Başta Güney Avrupa ülkeleri olmak üzere birçok AB ülkesinde özellikle borç/milli gelir oranı çok yüksek. Bu borç seviyelerini sürdürmek giderek zorlaşıyor. Örneğin, bu sorunla uğraşan milli gelirinin borcuna oranı yüzde 132 civarında olan İtalya, yüzde 130 olan Portekiz ve yüzde 107 olan Kıbrıs Rum Kesimi, Yunanistan'ın ardından aynı sıkıntıları yaşayabilecek ülkelerin başında geliyor.
Borcun milli geliri aştığı bir ortamda, bu ülkelerin uzun vadede toparlanması pek mümkün görünmediği gibi, AB için de yeni Yunanistan'lar demek bu durum.
Ancak Yunanistan AB'nin anlayışında herhangi bir değişiklik yapmayı veya reform oluşturmayı başaramazsa, Yunanistan ve borçlu diğer ülkelerin işi daha da zorlaşacak. Çünkü Almanya ve Fransa'nın komiserlik yaptığı AB ülkeleri arasında Yunanistan giderek yalnızlaşacak ve AB'den atılma tehlikesiyle karşı karşıya gelecek.
Reuters haber ajansına düşen bir fotoğrafta bir arada keyifle sohbet eden AB maliye bakanlarının yan masasında yalnız başına bırakılan Yunan Maliye Bakanı'nın görüntüsü, AB'nin Yunanistan'ı Avrupa'nın Küba'sı yapacak yeni yol haritasını yeterince açıklamaktadır.
Diğer taraftan, 8-9 Temmuz tarihlerinde Rusya'nın Ufa kentinde gerçekleştirilecek BRICS 2015 Liderler Zirvesi'nde Şanghay İşbirliği Örgütü (ŞİÖ) görüşmelerinde Yunanistan'ın durumunun gündeme alınabileceği konusundaki açıklamalar, Tsipras'ın Türk Akımı'ndan sonra yeni bir hamleyle Rusya'ya yakınlaşma kartını öne sürdüğü olarak yorumlanabilir.
AB'NİN ZOR TERCİHİ
Ancak Tsipras'ın hamleleri kısa sürelik bir umut aşılasa da, ortada göz ardı edilemeyecek gerçekler var. Nakit sıkıntısı tüm Yunan halkını esir almışken, maaşlarını alamayan, ilaçlarını temin edemeyen Yunan halkı için Tsipras'ın oyunları çözüm sunmuyor.
Ekonomideki çöküşün sosyal yıkıma doğru ilerlediği Yunanistan'da yeni insani dramlar başlamadan bir çözüm paketinin oluşturulması gerekiyor. Bunun için Yunanistan Euro Bölgesi'nin kurtarma fonu olan Avrupa İstikrar Mekanizması'na resmi başvuru yapacak.

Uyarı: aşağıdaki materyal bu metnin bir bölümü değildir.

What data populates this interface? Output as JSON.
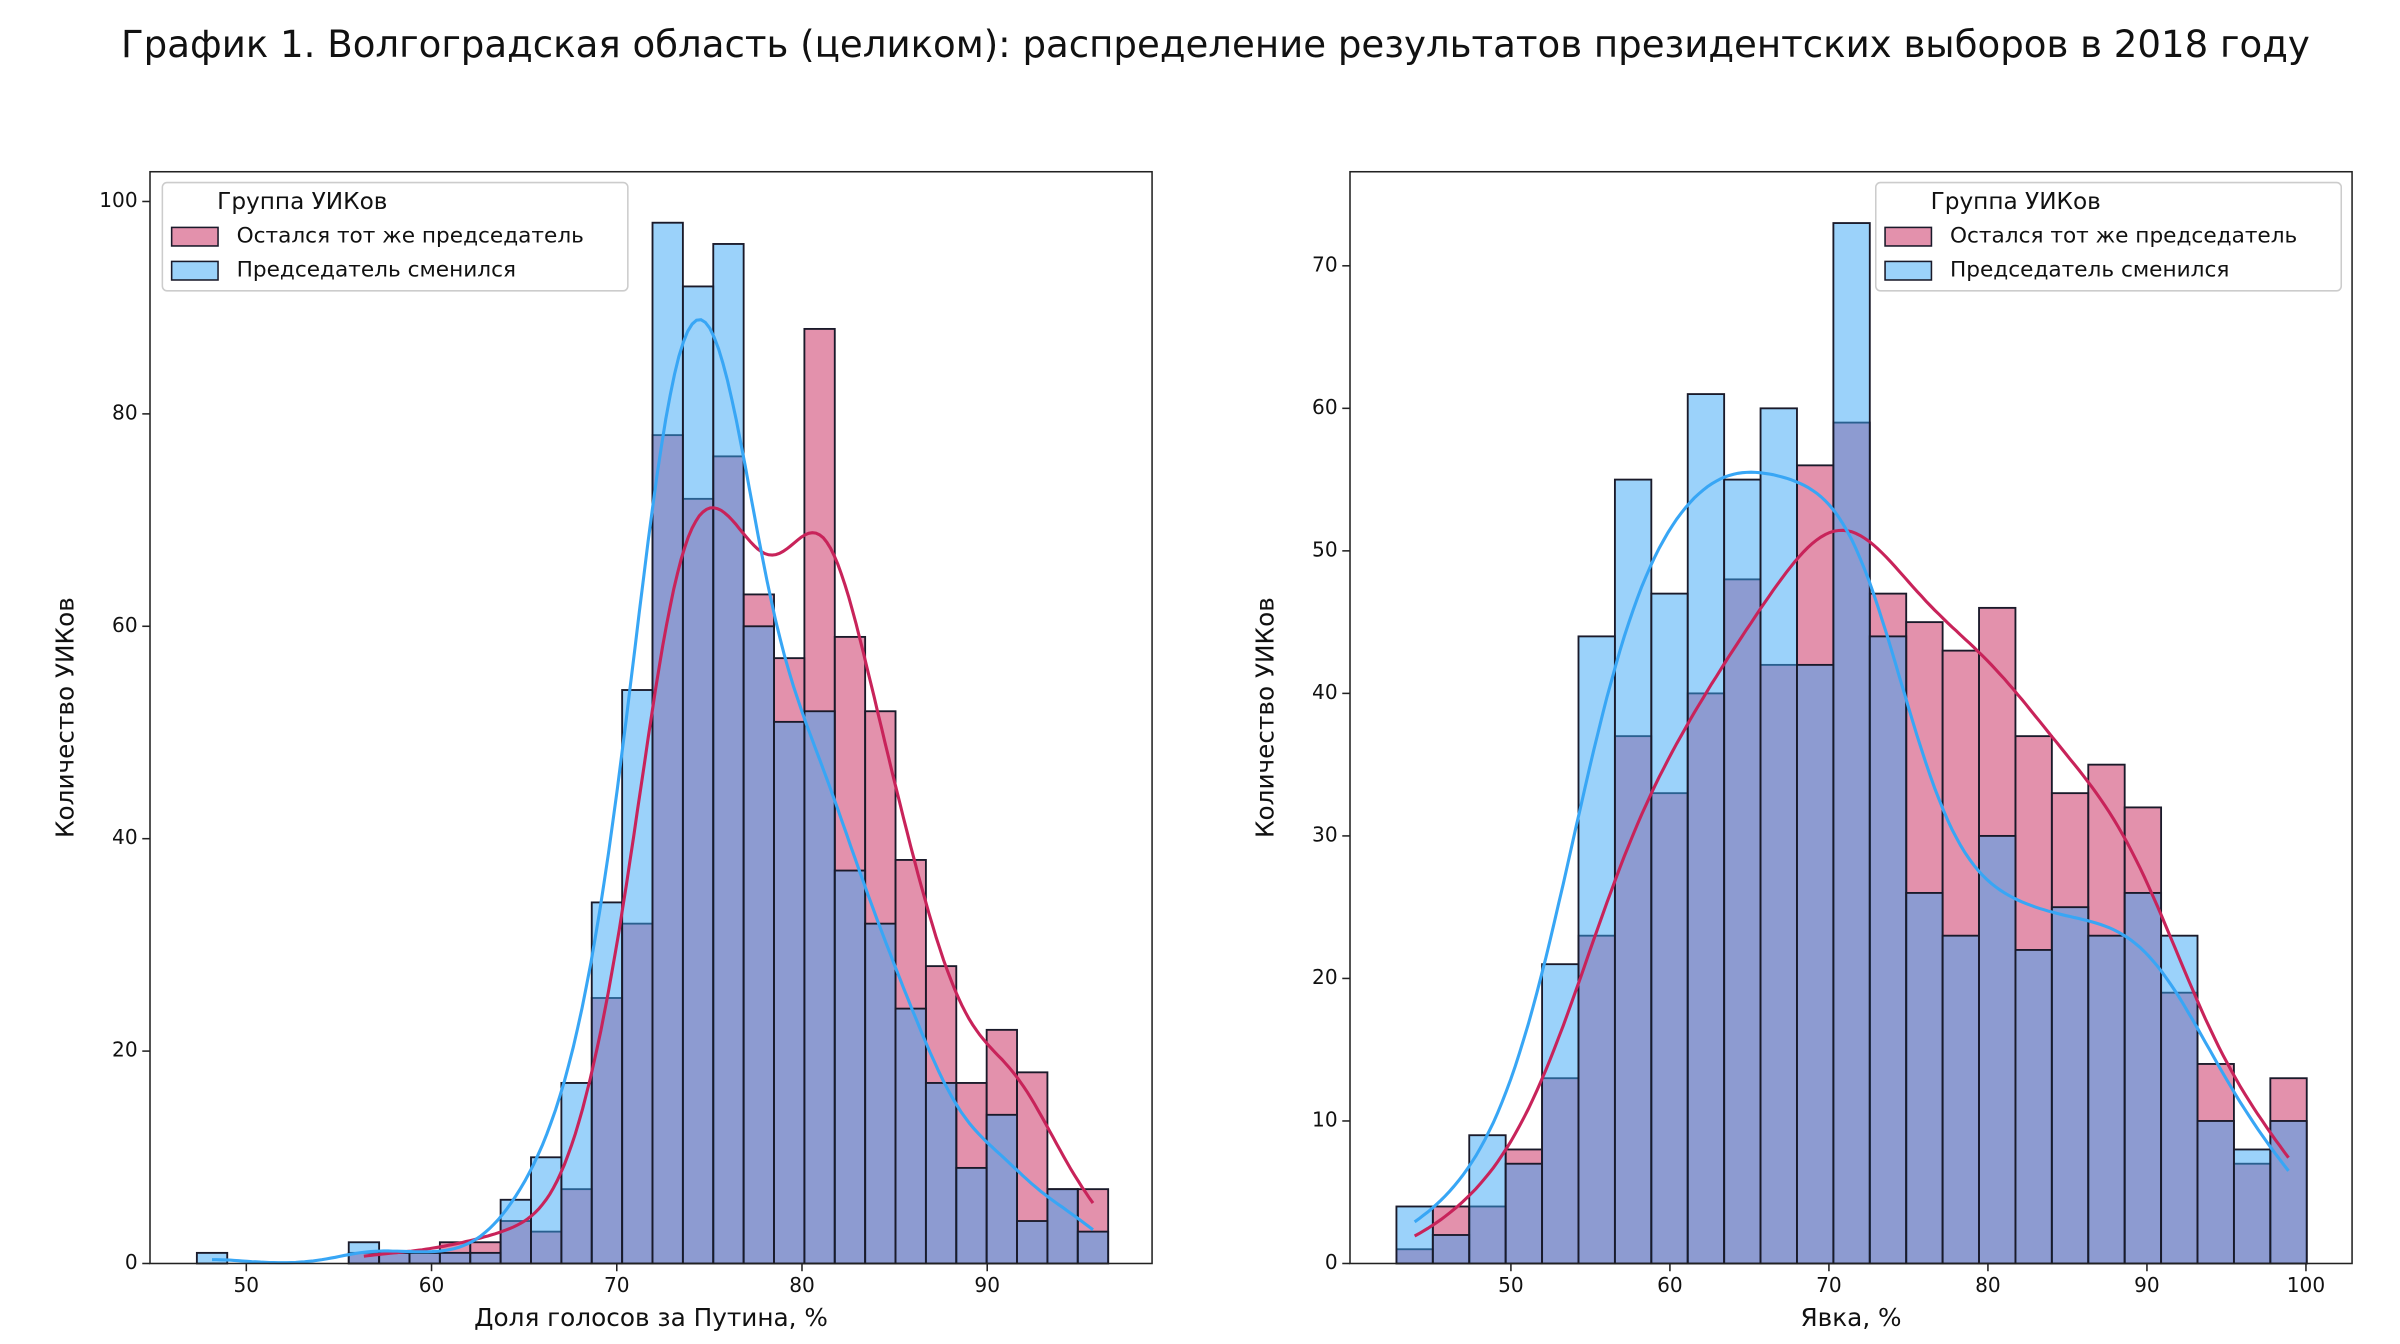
{
  "title": "График 1. Волгоградская область (целиком): распределение результатов президентских выборов в 2018 году",
  "chart_data": [
    {
      "type": "histogram",
      "xlabel": "Доля голосов за Путина, %",
      "ylabel": "Количество УИКов",
      "bins": [
        47.33,
        48.97,
        50.61,
        52.25,
        53.89,
        55.53,
        57.17,
        58.81,
        60.45,
        62.09,
        63.73,
        65.37,
        67.01,
        68.65,
        70.29,
        71.93,
        73.57,
        75.21,
        76.85,
        78.49,
        80.13,
        81.77,
        83.41,
        85.05,
        86.69,
        88.33,
        89.97,
        91.61,
        93.25,
        94.89,
        96.53
      ],
      "series": [
        {
          "name": "Остался тот же председатель",
          "color": "#c8235a",
          "values": [
            0,
            0,
            0,
            0,
            0,
            1,
            1,
            1,
            2,
            2,
            4,
            3,
            7,
            25,
            32,
            78,
            72,
            76,
            63,
            57,
            88,
            59,
            52,
            38,
            28,
            17,
            22,
            18,
            7,
            7
          ]
        },
        {
          "name": "Председатель сменился",
          "color": "#38a6f5",
          "values": [
            1,
            0,
            0,
            0,
            0,
            2,
            1,
            1,
            1,
            1,
            6,
            10,
            17,
            34,
            54,
            98,
            92,
            96,
            60,
            51,
            52,
            37,
            32,
            24,
            17,
            9,
            14,
            4,
            7,
            3
          ]
        }
      ],
      "xlim": [
        44.8,
        98.9
      ],
      "ylim": [
        0,
        102.8
      ],
      "xticks": [
        50,
        60,
        70,
        80,
        90
      ],
      "yticks": [
        0,
        20,
        40,
        60,
        80,
        100
      ],
      "legend_title": "Группа УИКов",
      "legend": "upper left",
      "kde": true
    },
    {
      "type": "histogram",
      "xlabel": "Явка, %",
      "ylabel": "Количество УИКов",
      "bins": [
        42.8,
        45.09,
        47.38,
        49.67,
        51.96,
        54.25,
        56.54,
        58.83,
        61.12,
        63.41,
        65.7,
        67.99,
        70.28,
        72.57,
        74.86,
        77.15,
        79.44,
        81.73,
        84.02,
        86.31,
        88.6,
        90.89,
        93.18,
        95.47,
        97.76,
        100.05
      ],
      "series": [
        {
          "name": "Остался тот же председатель",
          "color": "#c8235a",
          "values": [
            1,
            4,
            4,
            8,
            13,
            23,
            37,
            33,
            40,
            48,
            42,
            56,
            59,
            47,
            45,
            43,
            46,
            37,
            33,
            35,
            32,
            19,
            14,
            7,
            13
          ]
        },
        {
          "name": "Председатель сменился",
          "color": "#38a6f5",
          "values": [
            4,
            2,
            9,
            7,
            21,
            44,
            55,
            47,
            61,
            55,
            60,
            42,
            73,
            44,
            26,
            23,
            30,
            22,
            25,
            23,
            26,
            23,
            10,
            8,
            10
          ]
        }
      ],
      "xlim": [
        39.88,
        102.9
      ],
      "ylim": [
        0,
        76.6
      ],
      "xticks": [
        50,
        60,
        70,
        80,
        90,
        100
      ],
      "yticks": [
        0,
        10,
        20,
        30,
        40,
        50,
        60,
        70
      ],
      "legend_title": "Группа УИКов",
      "legend": "upper right",
      "kde": true
    }
  ]
}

Beklenen Yunanistan'ın AB'yi ikna edecek ciddi ve güvenilir bir reform paketi sunması. Çünkü, Euro Bölgesi liderleri 12 Temmuz gününün Yunanistan için son toplantı olması konusunda kararlı görünüyorlar. Çünkü 240 milyar dolarlık yardıma rağmen Yunanistan'da hiçbir şeyin değişmemesi, yani dipsiz bir kuyuyu andırması yeni teklifin inandırıcılığını kaybettiriyor.
Bu toplantıda da taraflar anlaşamazsa, Tsipras'ın ve Yunanistan'ın önünde Euro bölgesinden veya AB'den çıkma olasılığı var. Bu da her iki taraf için yeni bir yol ayrımı demek.
Yunanistan zor şartlar altında girdiği AB'nin tüm imkânlarını hiç hak etmediği halde sonuna kadar kullandı. Yüksek miktarda yardım alan Yunanistan bu lüksten vazgeçerek Euro Bölgesi'nden çıkmayı göze alabilir mi? Borcunu ödemeden ve alacaklılarla anlaşmadan uluslararası piyasalardan atılma riskini ortaya koyma iradesinde bulunabilir mi? Bu soruların cevabı hem Yunanistan'ın
hem de AB'nin geleceğini belirleyecek.
Ancak sonuç ne olursa olsun, ortada bir gerçek var ki AB için taşlar yerinden oynamıştır. Yunanistan'ın eski Yunanistan olmayacağı gibi, AB de şımarık çocuğunu koruyan ve kollayan baba rolünü kaybedecek. Yunanistan gibi diğer sorunlu ülkeleri de başına bela almak istemeyen AB için sorgulama dönemi başlayacak.